Eglises d'Asie

Le trafic de femmes et d’enfants se multiplie sous des formes en apparence légale

Publié le 18/03/2010




Le trafic des femmes et des enfants s’intensifie et prend des formes de plus en plus subtiles au Vietnam. Telle est l’opinion quasi-unanime des participants d’un colloque organisé à Hanoi, le 24 octobre dernier, par la fédération des femmes vietnamiennes. Le compte-rendu des débats a été publié le jour-même par l’agence de presse électronique “vnexpress un organe de presse contrôlé par le gouvernement. Sous le couvert de contrats de travail, de voyages, de mariages à l’étranger, d’adoption d’enfants du pays par des étrangers, beaucoup de femmes et d’enfants sont les victimes des manoeuvres d’intermédiaires sans scrupules qui souvent camouflent leurs agissements sous un appareil en apparence légal. Ce trafic se pratique à l’intérieur du pays, mais également en direction de la Chine et du Cambodge pour les femmes et les enfants, en direction de Taiwan par le biais des mariages pour les femmes, en direction des pays européens sous le couvert des adoptions pour les enfants. Selon les statistiques produites à l’occasion du colloque, les diverses polices provinciales ont au cours des dix dernières années, découvert 2 260 affaires de traites de femmes ou d’enfants et arrêté 3 700 personnes impliquées dans ce type d’affaires.

Nguyên Manh Tê, sous-directeur de la Police judiciaire, dans son exposé au colloque, a parlé de dizaines de milliers de femmes et d’enfants des provinces de Lang Son, Quang Ninh, Ha Giang, Hai Phong, Thanh Hoa, qui, abusés par des intermédiaire, sont conduits en Chine continentale.

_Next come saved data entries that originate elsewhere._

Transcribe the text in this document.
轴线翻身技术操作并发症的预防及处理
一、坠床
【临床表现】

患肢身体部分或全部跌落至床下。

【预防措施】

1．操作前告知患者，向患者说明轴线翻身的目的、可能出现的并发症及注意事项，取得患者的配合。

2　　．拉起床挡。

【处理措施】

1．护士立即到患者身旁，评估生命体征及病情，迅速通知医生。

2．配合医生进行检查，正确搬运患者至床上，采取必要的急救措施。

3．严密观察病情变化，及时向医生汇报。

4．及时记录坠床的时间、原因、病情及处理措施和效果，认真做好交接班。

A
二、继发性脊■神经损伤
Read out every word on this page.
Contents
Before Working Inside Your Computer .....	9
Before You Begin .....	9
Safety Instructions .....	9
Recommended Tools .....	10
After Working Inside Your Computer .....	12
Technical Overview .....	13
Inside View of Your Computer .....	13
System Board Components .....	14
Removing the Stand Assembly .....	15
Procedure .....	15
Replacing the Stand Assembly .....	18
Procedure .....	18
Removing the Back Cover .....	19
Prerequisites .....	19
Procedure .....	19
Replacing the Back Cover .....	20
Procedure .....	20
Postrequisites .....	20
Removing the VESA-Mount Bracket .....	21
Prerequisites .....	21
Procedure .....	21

Les femmes sont proposées, moyennant rétribution, comme épouses, employées domestiques, ou encore comme hôtesse de bars et d’hôtels. Les enfants sont placés dans des maisons où ils sont forcés à travailler. De l’année 1999 au mois d’août 2002, 244 cas de trafic inter-frontalier de femmes ou d’enfants ont été découverts au Nord-Vietnam. Dans les provinces de Hanoi et de Ninh Binh, dans certains cas, ce sont des centaines d’enfants qui ont été conduits à l’étranger. Par ailleurs, depuis quelques années, le nombre annuel de jeunes filles émigrant à Taiwan pour s’y marier avec des ressortissants du pays s’élève à quelques dizaines de milliers. Nombreuses sont celles qui ne contractent que de faux mariages et se trouvent ensuite engagées sur le chemin de la prostitution.

Le même conférencier a également mis en cause les nouvelles procédures juridiques de l’adoption mises en oeuvre récemment par le gouvernement. Elles on été utilisées par des organismes et des individus étrangers qui se sont mis en rapport avec des intermédiaires du pays pour récupérer des enfants, à travers ces procédures légales et en retirer du gain. Des centaines d’enfants sont ainsi partis pour des pays étrangers comme les Etats-Unis, l’Angleterre, la France, le Canada, la Suisse, la Belgique. La majorité des enfants sont des nouveaux nés abandonnés par leurs parents à l’hôpital, ou encore nés dans des familles dépourvues n’ayant pas la capacité de les élever.

Durant le colloque, une victime de ce trafic, Dang Thi Ngoan de la province de Nam Dinh a raconté son histoire. En 1987, répudiée par son mari, elle s’était enfuie à Hanoi où elle avait trouvé un travail de plongeuse. Une offre avantageuse lui fut faite alors de se rendre en Chine dans une province limitrophe du Vietnam. C’est la police de cette province qui la sauva et l’aida à revenir chez elle. De retour au Vietnam, elle apprit que sa fille avait cédé à la même tentation qu’elle.

Les participants du colloque ont proposé au gouvernement toute une panoplie de mesures susceptibles de freiner sinon de mettre un terme à ces divers trafics. Certaines visent en premier lieu à soulager la pauvreté des familles les plus enclines à se laisser tenter par des ressources faciles, en procurant des emplois à leurs membres et en favorisant les études scolaires et la formation professionnelle de leurs enfants. Il a été également proposé de faire adopter par l’Assemblée nationale des amendements aggravant les punitions prévues pour ce type de crimes. Actuellement, l’article 119 concernant la traite des femmes stipule que ce crime est puni d’une peine pouvant s’élever jusqu’à 20 ans de prison. La peine maximum prévue par l’article 120 pour la traite des enfants, leur substitution ou leur enlèvement est la prison à perpétuité.